Not all high-yield dividend stocks are created equal. Sometimes a company's dividend yield is inflated because its business is in peril and its stock price has plunged, and other times, a company might be overextending the amount it dishes out to investors. However, when investors uncover high-yield stocks with business upside, it can seriously reward long-term shareholders: Target Corporation (TGT 0.76%) and Ford Motor Company (F 0.17%) are two companies that fit that bill.

Target on its back

It hasn't been a pleasant couple of years for most retailers, with many chains closing stores and struggling to adapt to e-commerce. In addition to that, Target has found itself in between brick-and-mortar juggernaut Wal-Mart and online giant Those factors have made life difficult for Target investors, but it has opportunities to grow its business and a dividend yield over 4% for investors willing to wait.

Woman shopping in retail store

Image source: Getty Images.

One major opportunity for Target is to increase the penetration of its REDcard loyalty program. During the third-quarter its REDcard penetration was 24.2% and if Target can continue to offer valuable exclusives to cardholders it could help generate incremental foot traffic by creating additional loyal consumers. And it's valuable foot traffic, too, as REDcard members spend roughly twice the amount normal consumers do.

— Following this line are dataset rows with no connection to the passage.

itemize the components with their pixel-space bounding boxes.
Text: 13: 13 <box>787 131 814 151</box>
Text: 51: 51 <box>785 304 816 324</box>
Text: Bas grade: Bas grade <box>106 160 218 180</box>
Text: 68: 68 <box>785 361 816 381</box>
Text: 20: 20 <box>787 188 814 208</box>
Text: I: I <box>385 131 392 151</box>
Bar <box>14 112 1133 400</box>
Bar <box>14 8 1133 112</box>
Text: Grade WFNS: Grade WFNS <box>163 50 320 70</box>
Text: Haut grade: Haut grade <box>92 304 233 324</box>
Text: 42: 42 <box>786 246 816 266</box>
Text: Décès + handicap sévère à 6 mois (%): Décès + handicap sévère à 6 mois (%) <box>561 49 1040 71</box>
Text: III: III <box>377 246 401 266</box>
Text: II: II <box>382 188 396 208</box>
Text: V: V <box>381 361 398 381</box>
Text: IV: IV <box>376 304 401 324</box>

Target has also been successful using an addition by subtraction strategy. It exited its Canadian operations, sold its credit card portfolio and pharmacy and clinic business, which were all dragging on the company's business.

TGT Dividend Chart

TGT Dividend data by YCharts.

Target's 4% dividend yield is attractive already, it's also a safe bet, and management has shown it's willing to hike it significantly since 2010. Target is definitely a high-yield dividend stock investors shouldn't overlook.

Doubling down

Similar to the doom and gloom retailers have faced this year is the pessimism surrounding the automotive industry. At a time when the lucrative U.S. market is peaking, many investors are shying away from investing in Detroit automakers. But Ford offers a solid dividend, is doubling down in China, and focusing on the long road ahead.

Investors have long hoped that China, already the world's largest automotive market, would become a second pillar of revenue for Detroit's second-largest automaker. But after making significant progress accelerating its sales in China between 2012 and 2015, that growth has slowed. Management recognizes that and recently set a plan that would beef up its effort in the region.

Ford's 2017 Focus Electric plugged in and charging.

EVs will be crucial for automakers in China. Image source: Getty Images.

More specifically, Ford plans to launch 50 new models in China by 2025. It's a move that Peter Fleet, Ford's head of Asia Pacific, predicts will grow Ford's revenue in china by 50% over that timeframe. It also gives Ford the opportunity to develop electric vehicle technology as at least 15 of the new 50 models rolling out in China will be electric. It's a move that could enable Ford to improve its global scale when you consider that General Motors has sold more than three times the vehicles its cross-town rival has (Ford with 938,570 units through October and GM with 3.13 million).

Electric vehicles and driverless vehicle technology are going to intertwine down the road, and developing that technology ahead of the competition will be crucial for major automakers to control market share. If Ford can double down in China and develop critical technology for EVs and driverless vehicles, its 4.7% dividend yield makes it a stock investors shouldn't overlook.